The Best Cake to Cook in Iso

by Jennifer Sampson 28.05.2020
This Orange Blossom Cake is giving our Creative Director Jennifer Sampson all the delicious feels during lockdown.  

I love this cake by Hetty McKinnon, I have all of her cookbooks and use them weekly.  She is literally the salad queen of my heart. But this Orange Blossom cake is a standout too alongside her bangin' salads and soups. 

If you aren't familiar with Hetty McKinnon she has a fascinating story. She started as a home cook with a love of vegetables and in 2011 established Arthur Street Kitchen. Her concept was just to create local food for local people — Surry Hills, Sydney actually. Which happens to be the same suburb as our Sydney office (yup we relocated from Bondi Beach earlier in 2020).

Hetty went about creating the most delicious salads (the kind you forget that there is no meat in them) and delivered them to locals on her bicycle. Cut to 2015 and Hetty and her family relocated to Brooklyn, New York City where she continued her business of delivering delicious food to a new set of lucky locals. There are a tonne of recipes on Hetty's website too if you want to check them out here.

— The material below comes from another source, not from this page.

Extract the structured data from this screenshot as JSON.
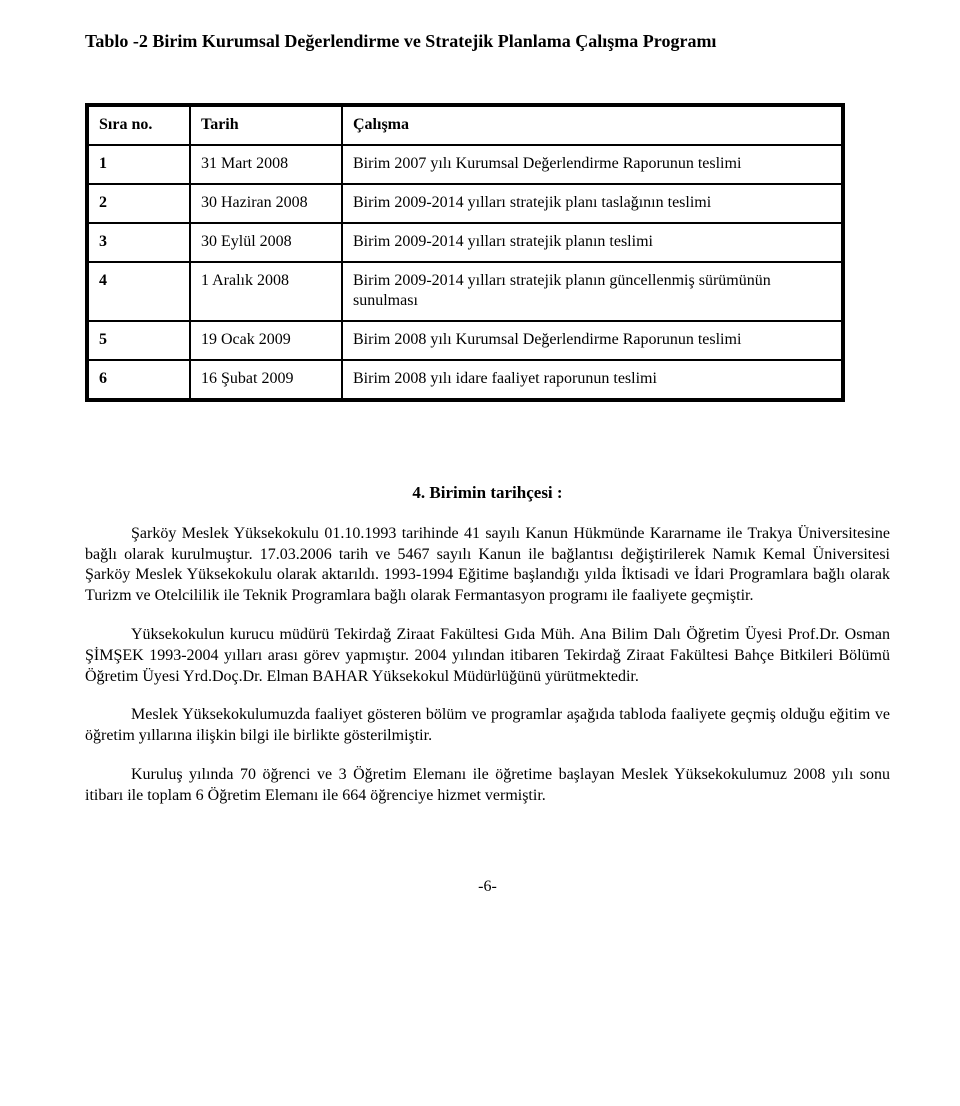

So for this cake you don't need a whole load of exotic ingredients and this particular time I made it, I had no vanilla bean extract so that isn't pictured. But trust me, it was just as delicious. There is a lot of butter in this cake, but that and the Greek Yoghurt creates a moist and more-ish texture.

If you keep it in the fridge for a few days (if it isn't devoured immediately) it doesn't dry out but stays perfect. You can cut off a slice and let it come to room temp, or zap it in the microwave for 15 seconds too. I've also used unsalted butter instead of salted and the taste isn't altered too dramatically so don't sweat it if you don't have salted butter. Lastly, I LOVE citrus with a capital L so I tend to ramp up the amount of zest, like 2 or 3 oranges!


By Hetty McKinnon

Serves 6-8
250g salted butter, melted and cooled
2 eggs beaten
2 teaspoons vanilla extract
zest of 1 orange
3 tablespoons orange juice
250g (1 cup) Greek yoghurt
2 teaspoons orange blossom water
300g (2 cups) self-raising flour
330g (11/2 cups) raw granulated sugar
1 teaspoon ground cardamom (or seeds from 8-10 cardamom pods crushed)
2 tablespoons of chopped pistachios, to decorate
125g cream cheese, at room temperature
90g (3/4 cup) icing sugar
dash of vanilla extract
2 tablespoons of orange juice

Preheat the oven to 160 degrees. Grease and line a 22cm springform tin

with baking paper.

Begin by combining the wet ingredients. Whisk together the butter, eggs, vanilla extract, orange zest, orange juice, yoghurt and orange blossom water in a bowl.

Combine the flour, sugar and cardamom and mix well.

Add the flour mixture to the wet ingredients and fold until just combined. Pour into the prepared tin and bake for 50-60 minutes, until a skewer comes out clean. leave to cool completely.

Prepare the icing by whisking together the cream cheese, icing sugar, vanilla extract and orange juice. Combine well until there are no lumps and the icing is smooth in texture.

Spread the icing over the cooled cake and top with the chopped pistachios. Serve immediately.